For Iran, the deal would mean much-needed fuel for a research reactor that is used for medical purposes. Russia would convert Iran's enriched uranium into reactor fuel, while France would take that material and fashion it into the metal plates used for the reactor. U.S. officials conceived of the plan as a humanitarian gesture that Iran would have difficulty turning down; they also purposely included Russia, which has close ties to Tehran.

Administration officials argue that if Iran does not accept such gestures, it will be easier for them to build the case for tough sanctions and bring Russia and China, which have been skeptical of such tactics, on board.

International Atomic Energy Agency chief Mohamed ElBaradei, who oversaw the negotiations in Vienna, said he wants a final answer by Friday on the draft agreement, which he has circulated among the negotiators.

"I cross my fingers that by Friday we have an okay by all the parties concerned," ElBaradei told reporters. "I very much hope that people see the big picture -- that this agreement could pave the way for a complete normalization of relations between Iran and the international community."

Ali Asghar Soltanieh, Iran's ambassador to the IAEA, said that the draft is "on the right track" but that it needs approval from Tehran. "We have to thoroughly study this text and also [need] further elaboration in capitals," Soltanieh told reporters.

Iran has enough low-enriched uranium, in theory, to produce one nuclear weapon. If it agrees to the deal, it would be nine to 12 months before the country could once again have enough uranium to be able to take the risky step of enriching it to weapons grade, according to most estimates.

The transfer of the material, combined with last month's disclosure of a secret enrichment site in Iran, would be "a significant setback to Iran's nuclear weapons activities," said David Albright, a former weapons inspector who is president of the Institute for Science and International Security.

"The solution is suspension, and this is a step toward that," Albright said, adding that the year gained for diplomacy under this deal would be "plenty of time" to achieve that goal.

Keeping up the pressure on Iran, a team of IAEA inspectors is due to visit the newly disclosed facility in the city of Qom on Sunday; diplomats from major powers will meet with Iranian officials in Geneva this month to press for substantive talks on Iran's nuclear program.

Iran had tentatively agreed to the reactor deal at a meeting in Geneva on Oct. 1. This week's meetings were intended to reach a final agreement on technical issues, such as timing and payment for the transaction.

Many of the details remain shrouded in secrecy, but a French diplomat said that the document is "not that far from what" the United States and its allies were seeking -- for the material to be transferred by the end of the year, for the material shipped to make up a significant part of Iran's stockpile and for Tehran to transfer all uranium at once, rather than in batches. He spoke on the condition of anonymity because of the sensitivity of the talks.
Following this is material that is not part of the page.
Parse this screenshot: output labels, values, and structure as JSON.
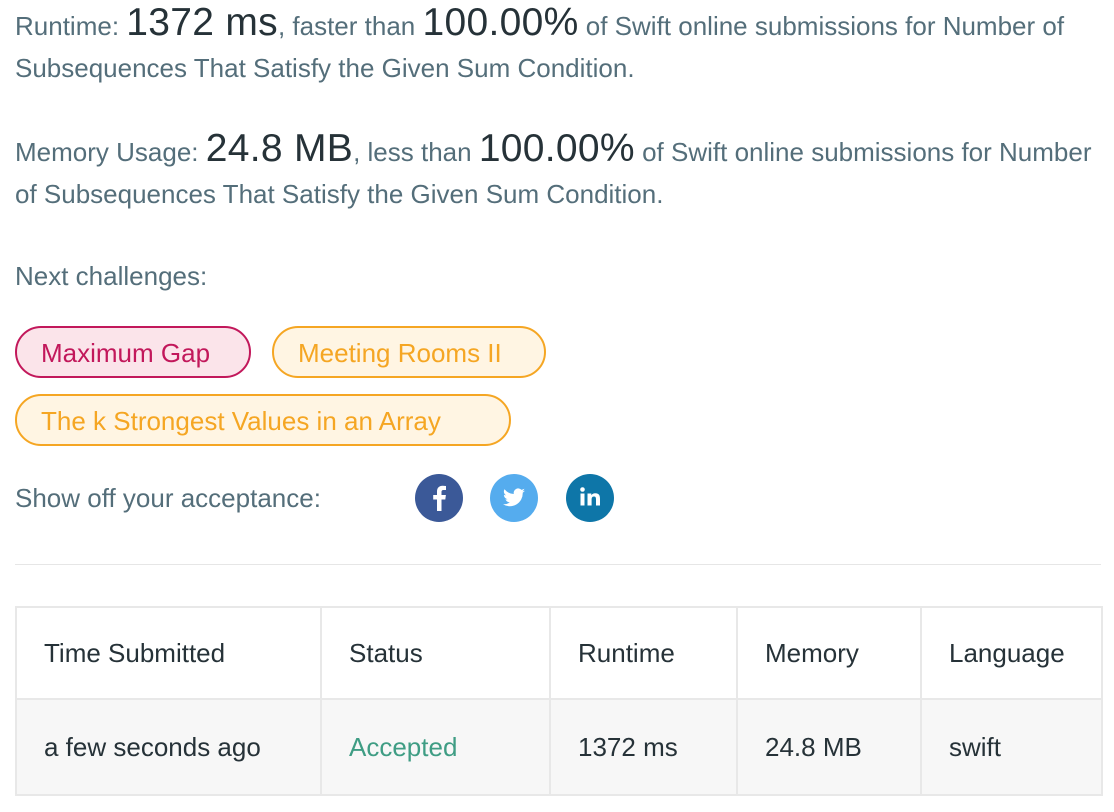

Obama administration officials on Wednesday would not comment on the talks.

Up until Wednesday, the talks teetered between stalemate and collapse. Iranian officials, perhaps attempting to sow division among the parties, refused to meet with negotiators from France, saying it had reneged on a previous nuclear agreement. Much of Tuesday's negotiations consisted of bilateral sessions, including a direct meeting between the U.S. and Iranian teams.

The U.S. delegation was led by Deputy Energy Secretary Daniel B. Poneman, making the talks the highest-level negotiations between the two countries since the Iranian revolution three decades ago.

France is one of two countries with the technical expertise to fabricate the metal plates for the reactor -- the other is Argentina -- but under an apparent face-saving compromise, Iran will contract with Russia, which, in turn, will subcontract work to France, diplomats said.

The French diplomat said the difficulties were typical of any dealings with Iran. "They like to bargain," even if they are prepared to say yes, he said. "It is just the way they do it."